I am at the Community College's library.
Less than a block away from the Grand Rapids Main, I feel it is a rarely noticed gem.
Usually bustling during the weekdays, Sunday finds it empty and full of natural light. I stare out the rear window to heritage hill, across the snow-plowed piles and a parking lot. I am alone on the second floor. It is quiet. So quiet. My slide guitar laden music is playing loudly in the headphones I checked out from the front desk. Hours of isolation spent, sandwiched by meals with family and friends. A well way to spend a Sunday afternoon, if you ask me. Light work and personal projects.
About a month ago I made the horrific realization that I had lost a flash-drive with many important works on it. Mainly, it contained the second half (rough draft) of the manuscript I turned in for Creative Writing, as well as the spit-shining-polished final draft of the first half. Easily over 50 man-hours.
This piece had earned hearty praise from my professor, who's opinion I value highly. Visualize doing something you have followed and admired for years, and having a small time expert/part time mentor rave about it. Your reaction is not an ego boost, but rather a instillation of faith in your own talent. The praise telling you that you are good at what you do. Even showing promise.
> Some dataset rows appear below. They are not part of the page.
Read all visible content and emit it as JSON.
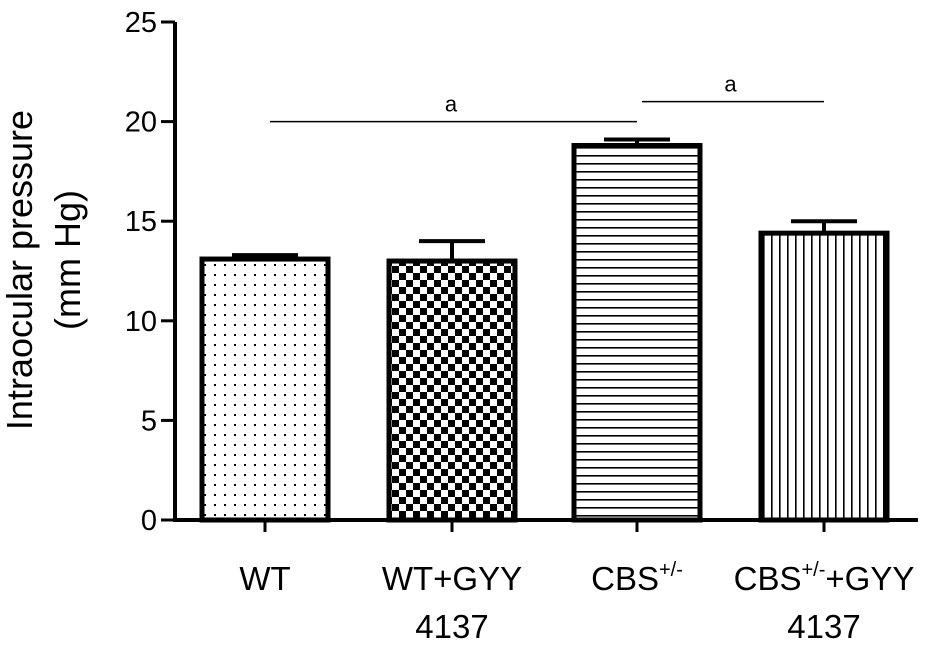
{
  "chart_data": {
    "type": "bar",
    "ylabel": [
      "Intraocular pressure",
      "(mm Hg)"
    ],
    "ylim": [
      0,
      25
    ],
    "yticks": [
      0,
      5,
      10,
      15,
      20,
      25
    ],
    "categories": [
      {
        "main": "WT",
        "sup": "",
        "suffix": "",
        "line2": ""
      },
      {
        "main": "WT+GYY",
        "sup": "",
        "suffix": "",
        "line2": "4137"
      },
      {
        "main": "CBS",
        "sup": "+/-",
        "suffix": "",
        "line2": ""
      },
      {
        "main": "CBS",
        "sup": "+/-",
        "suffix": "+GYY",
        "line2": "4137"
      }
    ],
    "values": [
      13.1,
      13.0,
      18.8,
      14.4
    ],
    "errors": [
      0.2,
      1.0,
      0.3,
      0.6
    ],
    "patterns": [
      "dots",
      "checker",
      "horizontal-lines",
      "vertical-lines"
    ],
    "significance": [
      {
        "from": 0,
        "to": 2,
        "y": 20.0,
        "label": "a"
      },
      {
        "from": 2,
        "to": 3,
        "y": 21.0,
        "label": "a"
      }
    ]
  }
}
And I lost most of what I turned in.
Surprisingly, I am not as down as you'd expect about the whole thing.
I remember what I wrote about - just not in the exact same words. I can rebuild the broken wall - the house will just end up looking different than it initially would.
Early in his career, Ernest Hemingway wrote the Nick Adams stories - but then lost the entire collection during...I think it was a cross-country move. Not one copy of them remained. What we know today is the rewriting of those stories from memory. Sure Hemingway was a literary icon - but his story gives me hope.
Waves destroy sandcastles. Hurricanes destroy cities. What causes us to rebuild? Keep living and raising children after our parents have died? Wash off the mud.